Not particularly -- I'll sometimes quietly fix spelling for people, especially if it would be too distracting otherwise, but mostly I'll just cut and paste.

Dear Neil--
Do you ever look at stuff you wrote when you were a teenager and shudder and think, "Thank god I never tried to get this published?"
The reason why I'm asking is this: I'm sixteen, and I just finished my first novel last October, and my mom wants me to send it out to publishers. She doesn't think anyone will accept it--she used to be a magazine editor and she knows how hard it is to get published-- but she does think that when I'm older and a better writer I might have a chance. So she says I should start making contacts now.
I half want to do it, because I'm afraid if I don't start soon I'm going to lose my nerve. And I half don't, because I don't want to give people a bad first impression. I'm still learning how to write, and I don't want the mistakes I made when I was a kid haunting me later on.
So what would you do? Do you still have a few early unpublished novels skulking in the back of your closet which you hope will never see the light of day?

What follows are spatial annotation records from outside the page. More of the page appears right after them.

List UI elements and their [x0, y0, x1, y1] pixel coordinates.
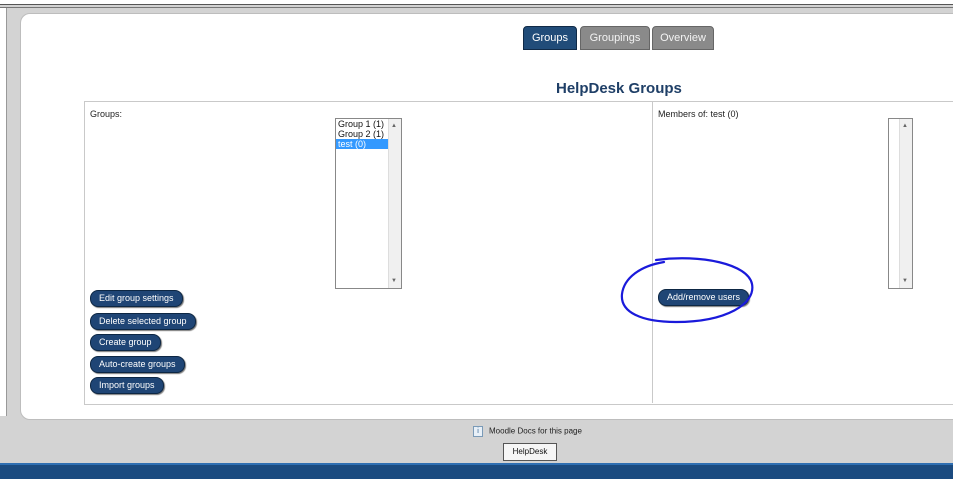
members-listbox[interactable]: ▲ ▼: [888, 118, 913, 289]
group-option-selected[interactable]: test (0): [336, 139, 388, 149]
auto-create-groups-button[interactable]: Auto-create groups: [90, 356, 185, 373]
moodle-docs-text[interactable]: Moodle Docs for this page: [489, 427, 582, 436]
members-scrollbar[interactable]: ▲ ▼: [899, 119, 912, 288]
groups-label: Groups:: [90, 109, 123, 119]
create-group-button[interactable]: Create group: [90, 334, 161, 351]
scroll-up-icon[interactable]: ▲: [391, 123, 397, 129]
page-title: HelpDesk Groups: [556, 80, 682, 97]
info-icon: i: [473, 426, 483, 437]
helpdesk-course-button[interactable]: HelpDesk: [503, 443, 557, 461]
import-groups-button[interactable]: Import groups: [90, 377, 164, 394]
top-border: [0, 0, 953, 5]
delete-selected-group-button[interactable]: Delete selected group: [90, 313, 196, 330]
groups-listbox[interactable]: Group 1 (1) Group 2 (1) test (0) ▲ ▼: [335, 118, 402, 289]
groups-scrollbar[interactable]: ▲ ▼: [388, 119, 401, 288]
tab-groupings[interactable]: Groupings: [580, 26, 650, 50]
moodle-docs-link[interactable]: i Moodle Docs for this page: [473, 426, 582, 437]
tab-overview[interactable]: Overview: [652, 26, 714, 50]
edit-group-settings-button[interactable]: Edit group settings: [90, 290, 183, 307]
scroll-down-icon[interactable]: ▼: [902, 278, 908, 284]
members-label: Members of: test (0): [658, 109, 739, 119]
left-sidebar-edge: [0, 8, 7, 416]
tab-groups[interactable]: Groups: [523, 26, 577, 50]
hand-drawn-circle-annotation: [620, 257, 754, 324]
groups-table: [84, 101, 953, 405]
scroll-down-icon[interactable]: ▼: [391, 278, 397, 284]
column-divider: [652, 102, 653, 403]
top-rule: [0, 7, 953, 8]
scroll-up-icon[interactable]: ▲: [902, 123, 908, 129]
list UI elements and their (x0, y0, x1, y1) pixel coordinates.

I've got one children's novel I wrote when I was 21ish that I'd not want published under my name now, but if one of the publishers I'd sent it to in 1982 had wanted to publish it, I'd not feel the urge to go back in a time-machine and murder them to prevent it from happening. There are a couple of short stories in boxes that I'll never ask anyone to publish, and three short stories that were published that I'd probably only allow to be collected in a Complete Short Stories Volume I, when I'm very old, with a note suggesting they're only for completists and curiosity seekers. But I'm not embarassed they were published -- they were important steps on the road to getting to be me, and they were published, and simply being published is the most important tool a writer can have for learning: the moment it's published you see all the flaws you couldn't see when you were writing it, and if you're smart, you'll learn from them.

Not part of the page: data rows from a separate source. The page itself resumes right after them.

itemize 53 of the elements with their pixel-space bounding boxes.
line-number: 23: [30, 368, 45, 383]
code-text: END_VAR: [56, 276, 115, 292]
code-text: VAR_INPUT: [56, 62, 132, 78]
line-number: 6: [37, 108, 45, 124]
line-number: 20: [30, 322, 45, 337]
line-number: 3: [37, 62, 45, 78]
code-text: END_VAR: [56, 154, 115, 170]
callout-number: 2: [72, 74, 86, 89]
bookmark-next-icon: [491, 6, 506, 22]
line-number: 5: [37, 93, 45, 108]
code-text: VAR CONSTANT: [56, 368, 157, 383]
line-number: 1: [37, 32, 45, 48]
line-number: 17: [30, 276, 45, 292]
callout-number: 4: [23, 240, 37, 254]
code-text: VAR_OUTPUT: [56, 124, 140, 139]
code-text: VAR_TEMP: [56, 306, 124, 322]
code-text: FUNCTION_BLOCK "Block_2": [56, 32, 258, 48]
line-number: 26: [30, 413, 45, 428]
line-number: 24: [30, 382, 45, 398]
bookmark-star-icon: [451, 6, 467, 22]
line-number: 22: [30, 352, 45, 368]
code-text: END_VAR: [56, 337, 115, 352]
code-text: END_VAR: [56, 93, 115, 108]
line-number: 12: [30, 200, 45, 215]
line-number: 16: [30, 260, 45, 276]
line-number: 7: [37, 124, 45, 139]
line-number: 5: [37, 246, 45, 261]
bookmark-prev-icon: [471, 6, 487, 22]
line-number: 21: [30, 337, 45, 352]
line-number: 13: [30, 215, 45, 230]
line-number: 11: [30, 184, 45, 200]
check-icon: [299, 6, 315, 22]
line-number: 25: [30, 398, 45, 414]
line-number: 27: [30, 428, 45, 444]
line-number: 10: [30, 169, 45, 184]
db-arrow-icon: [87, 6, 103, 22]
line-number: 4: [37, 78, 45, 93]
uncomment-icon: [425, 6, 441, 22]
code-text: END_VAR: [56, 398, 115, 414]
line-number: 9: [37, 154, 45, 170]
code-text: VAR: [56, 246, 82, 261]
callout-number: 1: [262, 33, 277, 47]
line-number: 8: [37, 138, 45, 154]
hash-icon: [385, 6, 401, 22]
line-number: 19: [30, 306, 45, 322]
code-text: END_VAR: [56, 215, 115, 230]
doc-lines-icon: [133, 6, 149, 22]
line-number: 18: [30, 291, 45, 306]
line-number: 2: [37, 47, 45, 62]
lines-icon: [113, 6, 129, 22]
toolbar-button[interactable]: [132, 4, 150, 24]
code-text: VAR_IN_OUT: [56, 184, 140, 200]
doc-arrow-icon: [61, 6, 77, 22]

I've become slightly more sanguine, I suppose: some of the things I wrote when I was in my twenties I couldn't write now -- I'm no longer the person who wrote them, and something that, five years on from having written it, simply embarrassed me, now I can look at and shrug, or smile, or, with the story that'll be in Gothic ("Forbidden Brides of the Faceless Slaves of the Secret House of the Night of Dread Desire", I think it's called) I liked it so much when I read it I simply did a second draft, shortened the title, and sent it off to be published.

I suppose what I'm saying is don't second-guess yourself. Send the novel out. Write a cheerful cover letter telling them you're sixteen and you're sure you'll get better, but this is your first novel, and you hope they like it. No-one's going to not want to publish your next novel because they don't like this one. If they see potential, they may want to read your next one more.